Aurora have been observed for thousands of years and they are the most dramatic indications of solar activity. They are produced when flows of energetic charged particles collide with the upper atmosphere.

The brilliant colors from reds to purples indicate atoms of oxygen and nitrogen being stimulated by these collisions to give off specific wavelengths of light. They are produced at elevations from 65 kilometers to 1000 kilometers, under conditions where the atmosphere is a better vacuum than you would find inside a TV picture tube. Because of the specific way in which the light is produced, it is impossible for aurora to happen in the higher-density layers of the atmosphere below 50 kilometers. Despite the appearances to casual observers, the aurora never reach the ground.
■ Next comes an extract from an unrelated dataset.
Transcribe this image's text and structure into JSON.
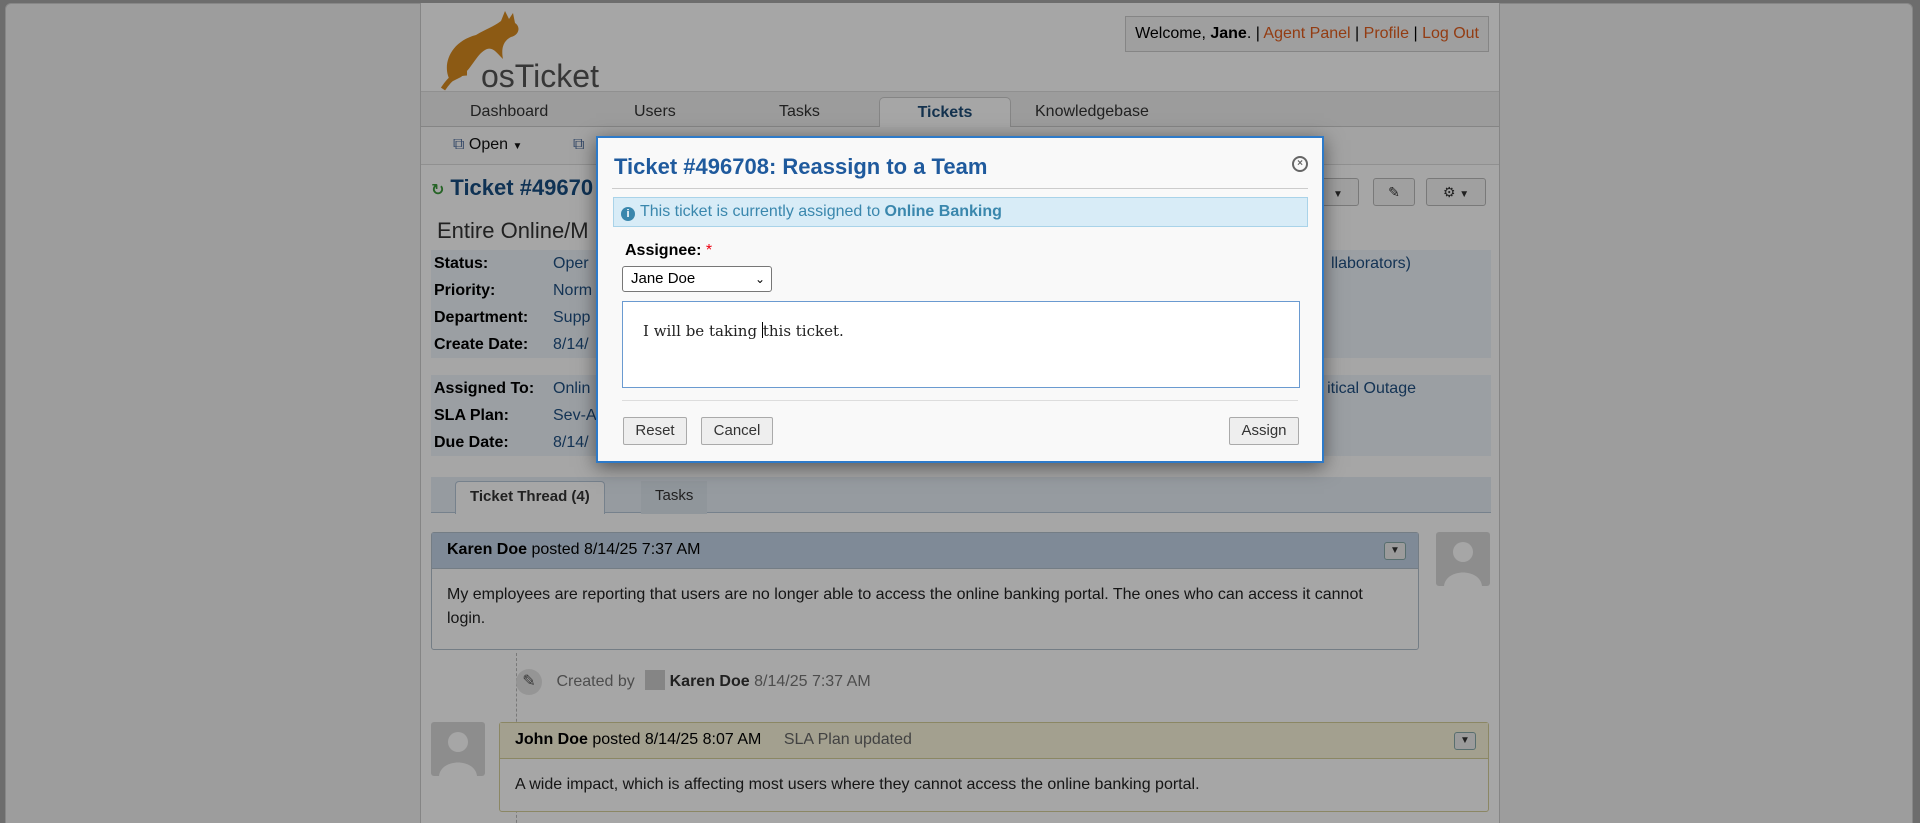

Auroral activity is most intense during times when solar activity is the highest and the Coronal Mass Ejections make their way to Earth to impact the magnetosphere. They can also be produced as various parts of the magnetosphere rearrange in the so-called geotail region, which extends millions of miles into space on the opposite 'night time' side of the earth from the sun.

The ionosphere is a narrow zone of charged particles in the earth's atmosphere. It was not discovered until 'wireless' radio communication was invented around the turn of the century. It has an average density of about 1O electrons per cubic centimeter, but can be 10 to 100 times as 'charged' during solar storms.

At low frequencies below 10 megacycles, the ionosphere acts like a mirror and allows ground to ground signals to be 'bounced' long distances around the earth. At higher frequencies the ionosphere becomes transparent so that communication via ionosphere bounce becomes impossible. Instead, we must rely on satellite communication to relay signals from point to point on the earth.

The properties of the ionosphere change with the time of day, the season, and especially with the level of solar activity. In the later case, solar flares can cause radio signal 'fade outs' which are well-known to amateur radio operators.